For the video game industry—from indie developers, AAA studios, and hardware manufacturers to players themselves—Abraham’s new book, Digital Games After Climate Change, has answers. It offers a panoramic, systematized view of the entire industry, illuminating the ways in which so many people’s favorite hobby, often their escape from bad news, is, in fact, exacerbating the climate crisis. While writing the book’s introduction in 2019, Abraham thought of how he experienced this fact as a child while gaming in his parents’ loft during intense Australian heat. Without air-conditioning, the room was already stifling, but with numerous energy-intensive devices switched on—a console, CRT television, PC, and monitor—it became nigh-on unbearable. These video games, powered by electricity which was being generated from burning fossil fuels, existed in a feedback loop with the very atmosphere.
A Lack of Leadership
Gaming’s hunger for energy has only risen since the 1990s according to Evan Mills, coauthor of groundbreaking papers on the subject. Increased graphical intensity has seen electricity consumption rise, online multiplayer games require both players’ devices and energy-intensive data centers, and the increasingly tiny chips of modern consoles demand significantly more electricity to make by virtue of the hyper-controlled conditions in which they’re manufactured (which include air filtration and chemical treatments). Despite overall improvements in the energy efficiency of modern devices, Abraham writes that “gaming is still, by and large, a leisure activity—and presently it is a relatively carbon-intensive one,”

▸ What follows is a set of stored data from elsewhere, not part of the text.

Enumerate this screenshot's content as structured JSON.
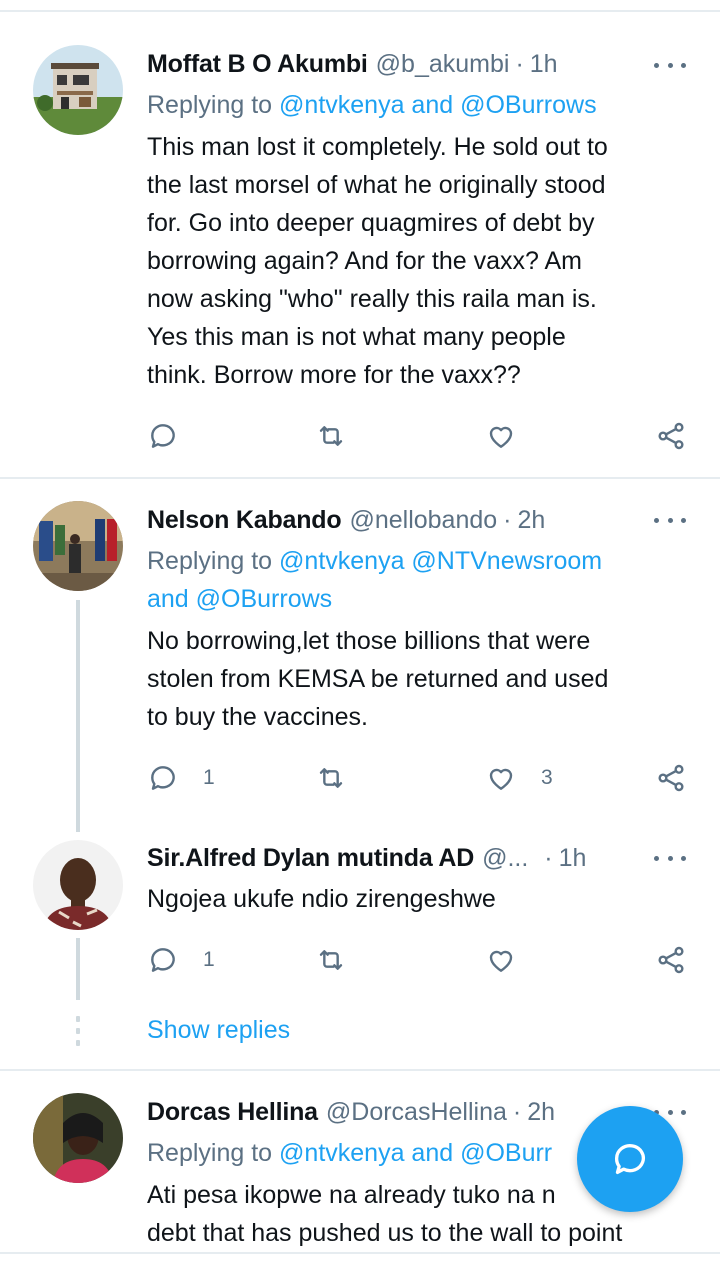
{
  "colors": {
    "accent": "#1da1f2",
    "secondary_text": "#5b7083",
    "primary_text": "#0f1419",
    "divider": "#e6ecf0"
  },
  "tweets": [
    {
      "name": "Moffat B O Akumbi",
      "handle": "@b_akumbi",
      "sep": "·",
      "time": "1h",
      "replying_prefix": "Replying to",
      "replying_mentions": "@ntvkenya and @OBurrows",
      "lines": [
        "This man lost it completely. He sold out to",
        "the last morsel of what he originally stood",
        "for. Go into deeper quagmires of debt by",
        "borrowing again? And for the vaxx? Am",
        "now asking \"who\" really this raila man is.",
        "Yes this man is not what many people",
        "think. Borrow more for the vaxx??"
      ],
      "reply_count": "",
      "like_count": ""
    },
    {
      "name": "Nelson Kabando",
      "handle": "@nellobando",
      "sep": "·",
      "time": "2h",
      "replying_prefix": "Replying to",
      "replying_mentions_1": "@ntvkenya @NTVnewsroom",
      "replying_mentions_2": "and @OBurrows",
      "lines": [
        "No borrowing,let those billions that were",
        "stolen from KEMSA be returned and used",
        "to buy the vaccines."
      ],
      "reply_count": "1",
      "like_count": "3"
    },
    {
      "name": "Sir.Alfred Dylan mutinda AD",
      "handle": "@...",
      "sep": "·",
      "time": "1h",
      "lines": [
        "Ngojea ukufe ndio zirengeshwe"
      ],
      "reply_count": "1",
      "like_count": ""
    },
    {
      "name": "Dorcas Hellina",
      "handle": "@DorcasHellina",
      "sep": "·",
      "time": "2h",
      "replying_prefix": "Replying to",
      "replying_mentions": "@ntvkenya and @OBurr",
      "lines": [
        "Ati pesa ikopwe na already tuko na n",
        "debt that has pushed us to the wall to point"
      ]
    }
  ],
  "show_replies": "Show replies",
  "icons": {
    "reply": "reply-icon",
    "retweet": "retweet-icon",
    "like": "heart-icon",
    "share": "share-icon",
    "more": "more-options-icon",
    "fab": "compose-reply-icon"
  }
}
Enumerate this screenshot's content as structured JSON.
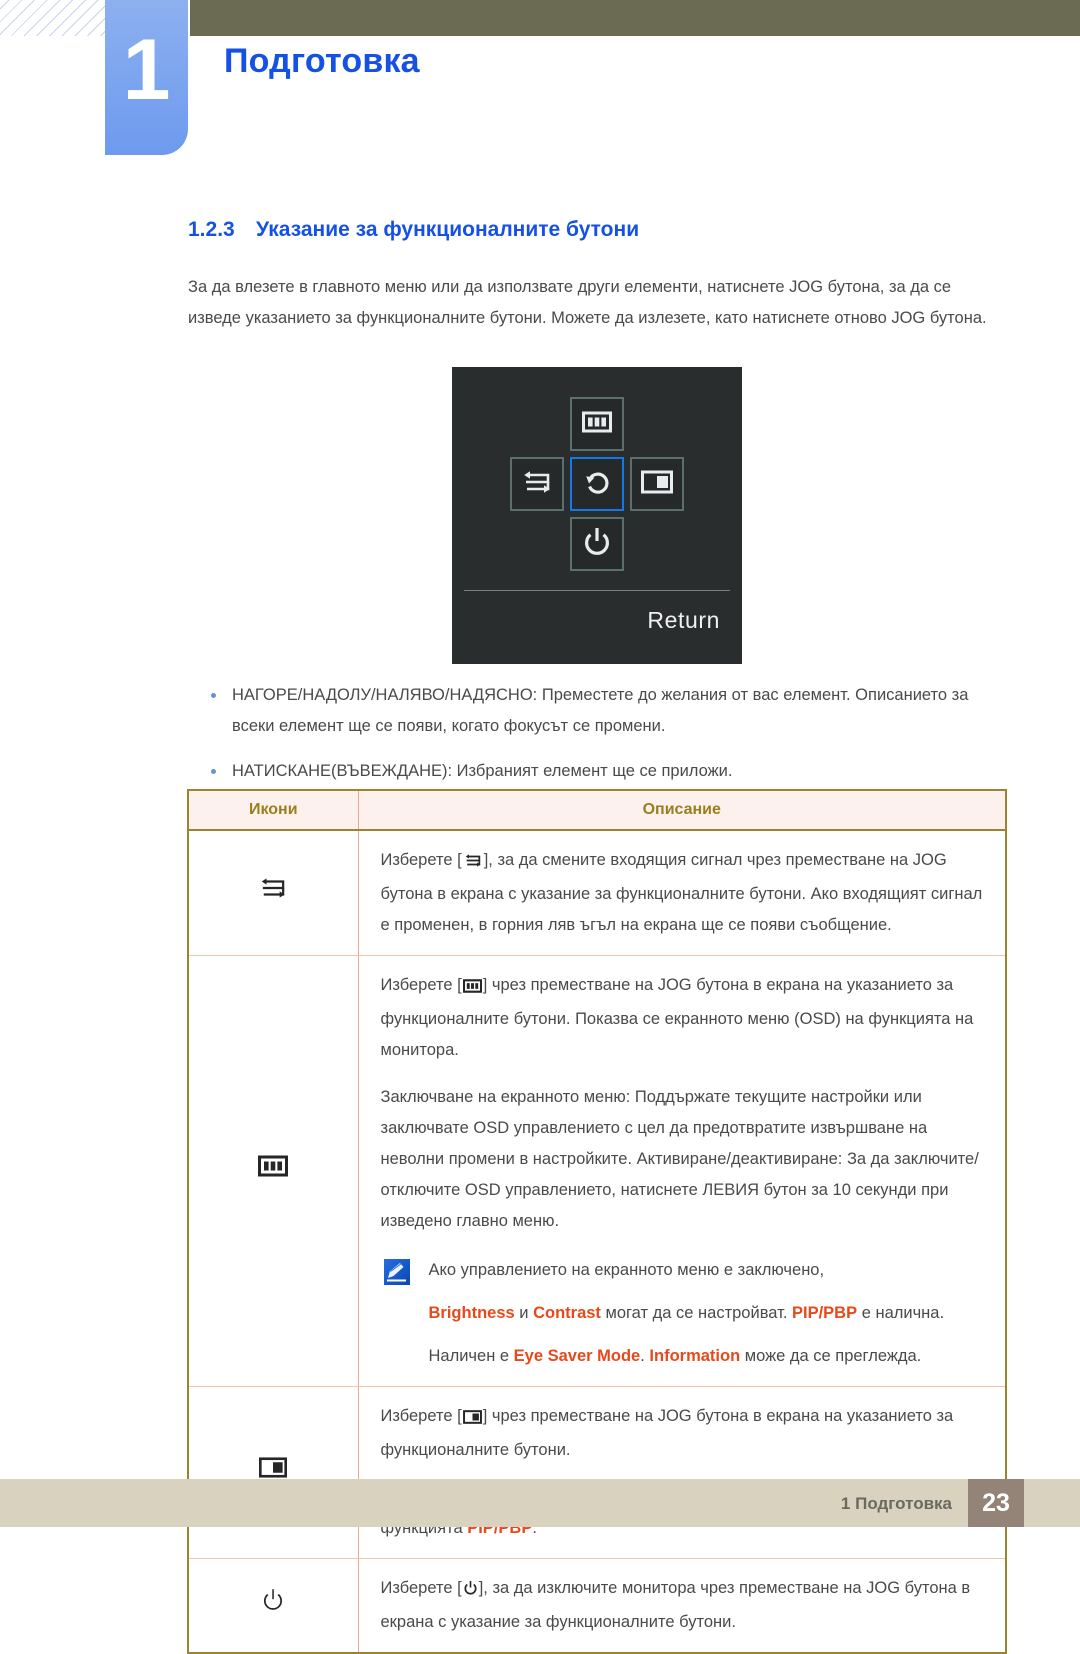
{
  "header": {
    "chapter_number": "1",
    "chapter_title": "Подготовка"
  },
  "section": {
    "number": "1.2.3",
    "title": "Указание за функционалните бутони",
    "intro": "За да влезете в главното меню или да използвате други елементи, натиснете JOG бутона, за да се изведе указанието за функционалните бутони. Можете да излезете, като натиснете отново JOG бутона."
  },
  "osd": {
    "return_label": "Return",
    "keys": [
      {
        "position": "up",
        "icon": "osd-menu-icon",
        "selected": false
      },
      {
        "position": "left",
        "icon": "source-switch-icon",
        "selected": false
      },
      {
        "position": "center",
        "icon": "return-icon",
        "selected": true
      },
      {
        "position": "right",
        "icon": "pip-pbp-icon",
        "selected": false
      },
      {
        "position": "down",
        "icon": "power-icon",
        "selected": false
      }
    ],
    "selected_border_color": "#1478e8",
    "background_color": "#2a2d2d"
  },
  "bullets": [
    "НАГОРЕ/НАДОЛУ/НАЛЯВО/НАДЯСНО: Преместете до желания от вас елемент. Описанието за всеки елемент ще се появи, когато фокусът се промени.",
    "НАТИСКАНЕ(ВЪВЕЖДАНЕ): Избраният елемент ще се приложи."
  ],
  "table": {
    "headers": {
      "icons": "Икони",
      "description": "Описание"
    },
    "rows": [
      {
        "icon": "source-switch-icon",
        "paragraphs": [
          {
            "pre": "Изберете [",
            "icon": "source-switch-icon",
            "post": "], за да смените входящия сигнал чрез преместване на JOG бутона в екрана с указание за функционалните бутони. Ако входящият сигнал е променен, в горния ляв ъгъл на екрана ще се появи съобщение."
          }
        ]
      },
      {
        "icon": "osd-menu-icon",
        "paragraphs": [
          {
            "pre": "Изберете [",
            "icon": "osd-menu-icon",
            "post": "] чрез преместване на JOG бутона в екрана на указанието за функционалните бутони. Показва се екранното меню (OSD) на функцията на монитора."
          },
          {
            "pre": "",
            "icon": null,
            "post": "Заключване на екранното меню: Поддържате текущите настройки или заключвате OSD управлението с цел да предотвратите извършване на неволни промени в настройките. Активиране/деактивиране: За да заключите/отключите OSD управлението, натиснете ЛЕВИЯ бутон за 10 секунди при изведено главно меню."
          }
        ],
        "note": {
          "icon": "note-pen-icon",
          "lines": [
            [
              {
                "text": "Ако управлението на екранното меню е заключено,",
                "highlight": false
              }
            ],
            [
              {
                "text": "Brightness",
                "highlight": true
              },
              {
                "text": " и ",
                "highlight": false
              },
              {
                "text": "Contrast",
                "highlight": true
              },
              {
                "text": " могат да се настройват. ",
                "highlight": false
              },
              {
                "text": "PIP/PBP",
                "highlight": true
              },
              {
                "text": " е налична.",
                "highlight": false
              }
            ],
            [
              {
                "text": "Наличен е ",
                "highlight": false
              },
              {
                "text": "Eye Saver Mode",
                "highlight": true
              },
              {
                "text": ". ",
                "highlight": false
              },
              {
                "text": "Information",
                "highlight": true
              },
              {
                "text": " може да се преглежда.",
                "highlight": false
              }
            ]
          ]
        }
      },
      {
        "icon": "pip-pbp-icon",
        "paragraphs": [
          {
            "pre": "Изберете [",
            "icon": "pip-pbp-icon",
            "post": "] чрез преместване на JOG бутона в екрана на указанието за функционалните бутони."
          },
          {
            "pre": "",
            "icon": null,
            "post": "Натиснете бутона, когато се налага да се конфигурират настройките за функцията ",
            "highlight_suffix": "PIP/PBP",
            "tail": "."
          }
        ]
      },
      {
        "icon": "power-icon",
        "paragraphs": [
          {
            "pre": "Изберете [",
            "icon": "power-icon",
            "post": "], за да изключите монитора чрез преместване на JOG бутона в екрана с указание за функционалните бутони."
          }
        ]
      }
    ]
  },
  "footer": {
    "text": "1 Подготовка",
    "page_number": "23"
  },
  "colors": {
    "accent_blue": "#1551e5",
    "header_olive": "#6b6a53",
    "tab_blue": "#7ba4ef",
    "table_border": "#9a8430",
    "table_header_bg": "#fdf1ee",
    "highlight_orange": "#e8491b",
    "footer_bg": "#d9d2bf",
    "page_badge_bg": "#938477"
  }
}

Abraham points out that the carbon commitments of the leading console manufacturers and producers of digital content, Microsoft, Sony, and Nintendo, vary. Microsoft plans to be carbon negative by 2030—“ambitious but achievable,” says Abraham. Sony, meanwhile, having previously only made a vague commitment to a “zero environmental footprint” by 2050, recently announced a revised 2040 carbon-neutral target alongside efforts to use 100 percent renewable energy in its own operations by 2030. (The company didn’t respond to a request for comment when contacted.)
Nintendo, meanwhile, offers no promises on carbon or environmental neutrality. Somewhat remarkably, Abraham points to discrepancies in Nintendo’s reporting of its renewable energy usage which, according to its 2019 CSR report, sat at 98 percent. In the following year’s CSR report, what should have been the same 2019 figure had changed to just 4.2 percent. Abraham attributes the error to a mix-up of kWh and MWh, but he suggests that the company’s failure to report its own numbers accurately (a criticism he also levels at EA) is indicative of a failure to treat the issue seriously. (When contacted, Nintendo declined to comment on the discrepancy in reporting and instead pointed to its most recent CSR report which states that its renewable energy usage is now 44 percent.)

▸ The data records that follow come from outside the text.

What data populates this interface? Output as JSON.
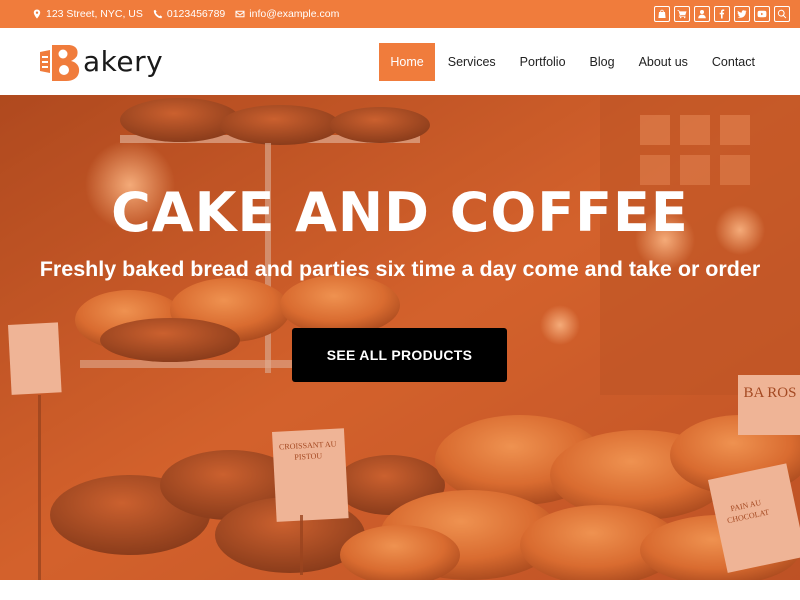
{
  "topbar": {
    "address": "123 Street, NYC, US",
    "phone": "0123456789",
    "email": "info@example.com",
    "social_icons": [
      "shopping-bag-icon",
      "cart-icon",
      "user-icon",
      "facebook-icon",
      "twitter-icon",
      "youtube-icon",
      "search-icon"
    ]
  },
  "header": {
    "logo_text": "akery",
    "nav": [
      {
        "label": "Home",
        "active": true
      },
      {
        "label": "Services",
        "active": false
      },
      {
        "label": "Portfolio",
        "active": false
      },
      {
        "label": "Blog",
        "active": false
      },
      {
        "label": "About us",
        "active": false
      },
      {
        "label": "Contact",
        "active": false
      }
    ]
  },
  "hero": {
    "title": "CAKE AND COFFEE",
    "subtitle": "Freshly baked bread and parties six time a day come and take or order",
    "cta_label": "SEE ALL PRODUCTS",
    "signs": [
      "CROISSANT AU PISTOU",
      "PAIN AU CHOCOLAT",
      "BA ROS"
    ]
  },
  "colors": {
    "accent": "#f07c3c",
    "button_bg": "#000000",
    "text_dark": "#222222"
  }
}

These assorted approaches, says the researcher, reflect an industry that “lacks leadership.” The closest the industry has to this is Playing for the Planet, a UN Environment program involving gaming companies such as Microsoft, Sony, and Ubisoft. Abraham says it’s vital that an organization like this exists to exert pressure and provide guidance, but that its impact is ultimately limited. “We still need regulatory intervention, a legal framework, and standards of energy efficiency,” he continues. As an example of this strategy, Abraham refers to recent legislation in California that puts a hard limit on power consumption of electronic devices to the extent that Dell no longer ships some of its energy-hungry Alienware gaming PCs to the state. The law, he says, is currently “pretty generous,” but there’s scope to intensify it in the future, likely as the climate crisis worsens.
What Is an Ecological Video Game?
One of the ways game makers may hope to foster change is through games themselves. Titles such as Beyond Blue, Eco, and Endling have foregrounded climate and environmental themes as a means of education and persuasion, building on the writer Jane McGonigal’s idea that games and their systems of play can engender changes in thinking, behavior, and even the world.

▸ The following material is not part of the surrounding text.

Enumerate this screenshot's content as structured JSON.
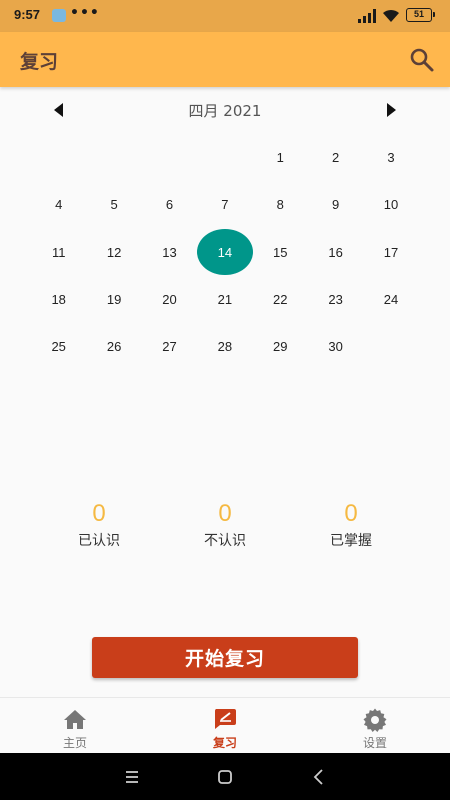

Abraham, however, remains unconvinced by games’ potential to influence people to the extent that the climate crisis requires. “It makes perfect sense. If you’re a game developer, you want to use your skills to help with the problem,” he says. “But when I look at the challenges of persuading people around an issue as contentious and ideological as the climate, it doesn’t seem to be a battle that can be won this way.”